Modifiers are a way to enrich the event content by attaching objects to the event itself. E.g. cmsl1t.recalc.met.l1MetNot28 reads in event.caloTowers and creates a new object, event.l1MetNot28, that can then be accessed by all analyzers.

analysis:
  ...
  modifiers:
    - cmsl1t.recalc.met.l1MetNot28:
        in: event.caloTowers
        out: event.l1MetNot28
    - cmsl1t.recalc.met.l1MetNot28HF:
        in: event.caloTowers
        out: event.l1MetNot28HF

Next, you can specify if you want progress information (e.g. a progress bar) and how often this information is updated (report_every in units of events).

analysis:
  ...
  progress_bar:
    report_every: 1000
  # or to switch it off
  # progress_bar:
  #   enable: False

And finally the output section describes where the output, usually ROOT files, is stored. The `template entry is composed of a list of paths that are joined to create the full output file. The template expects the following named parameters:

date
sample_name
run_number
trigger_name

which are automatically filled by the config parser

output:
  # template is a list here that is joined (os.path.join) in the config
  # parser
  template:
     - benchmark/new
     - "{date}_{sample_name}_run-{run_number}_{trigger_name}"

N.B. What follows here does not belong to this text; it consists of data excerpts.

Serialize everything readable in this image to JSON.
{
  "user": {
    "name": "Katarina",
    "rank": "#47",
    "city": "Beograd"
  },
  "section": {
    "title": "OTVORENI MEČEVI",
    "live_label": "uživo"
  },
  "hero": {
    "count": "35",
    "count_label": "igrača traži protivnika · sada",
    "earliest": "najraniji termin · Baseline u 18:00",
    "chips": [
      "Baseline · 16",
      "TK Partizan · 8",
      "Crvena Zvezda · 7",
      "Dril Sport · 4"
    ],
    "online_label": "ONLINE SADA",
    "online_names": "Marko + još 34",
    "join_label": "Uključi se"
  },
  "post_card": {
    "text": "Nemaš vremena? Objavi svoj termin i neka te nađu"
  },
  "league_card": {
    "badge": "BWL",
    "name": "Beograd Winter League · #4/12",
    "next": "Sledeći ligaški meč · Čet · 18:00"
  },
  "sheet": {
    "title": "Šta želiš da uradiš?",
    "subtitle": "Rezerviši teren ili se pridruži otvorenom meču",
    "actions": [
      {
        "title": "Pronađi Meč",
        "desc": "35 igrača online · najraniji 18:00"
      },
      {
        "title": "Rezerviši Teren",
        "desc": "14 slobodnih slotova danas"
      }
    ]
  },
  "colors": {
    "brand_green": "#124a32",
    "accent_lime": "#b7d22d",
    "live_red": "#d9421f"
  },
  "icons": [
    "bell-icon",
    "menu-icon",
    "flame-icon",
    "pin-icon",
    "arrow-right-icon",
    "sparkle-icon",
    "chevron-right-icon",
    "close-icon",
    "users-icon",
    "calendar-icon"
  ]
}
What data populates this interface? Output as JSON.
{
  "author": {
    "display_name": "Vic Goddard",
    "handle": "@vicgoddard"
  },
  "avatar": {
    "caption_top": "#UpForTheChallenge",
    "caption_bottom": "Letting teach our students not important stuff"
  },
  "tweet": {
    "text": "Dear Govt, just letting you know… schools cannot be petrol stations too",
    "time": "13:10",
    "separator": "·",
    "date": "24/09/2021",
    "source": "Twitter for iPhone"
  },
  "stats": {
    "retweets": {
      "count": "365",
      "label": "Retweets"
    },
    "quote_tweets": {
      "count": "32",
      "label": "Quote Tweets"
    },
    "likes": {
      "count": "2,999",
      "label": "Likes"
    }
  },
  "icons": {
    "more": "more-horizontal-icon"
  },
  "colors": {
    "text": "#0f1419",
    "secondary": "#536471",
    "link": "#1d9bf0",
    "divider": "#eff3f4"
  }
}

So a complete example would look something like that:

version: 0.0.1
name: Benchmark

input:
  files:
    - data/L1Ntuple_*.root
  sample:
    name: Data
    title: 2016 Data
  trigger:
    name: SingleMu
    title: Single Muon
  pileup_file: ""
  run_number: 276243

analysis:
  do_fit: False
  pu_type: 0PU12,13PU19,20PU
  pu_bins: 0,13,20,999
  analyzers:
    - cmsl1t.analyzers.demo_analyzer
  modifiers:
    - cmsl1t.recalc.met.l1MetNot28:
        in: event.caloTowers
        out: event.l1MetNot28
    - cmsl1t.recalc.met.l1MetNot28HF:
        in: event.caloTowers
        out: event.l1MetNot28HF

output:
  # template is a list here that is joined (os.path.join) in the config parser
  template:
     - benchmark/new
     - "{date}_{sample_name}_run-{run_number}_{trigger_name}"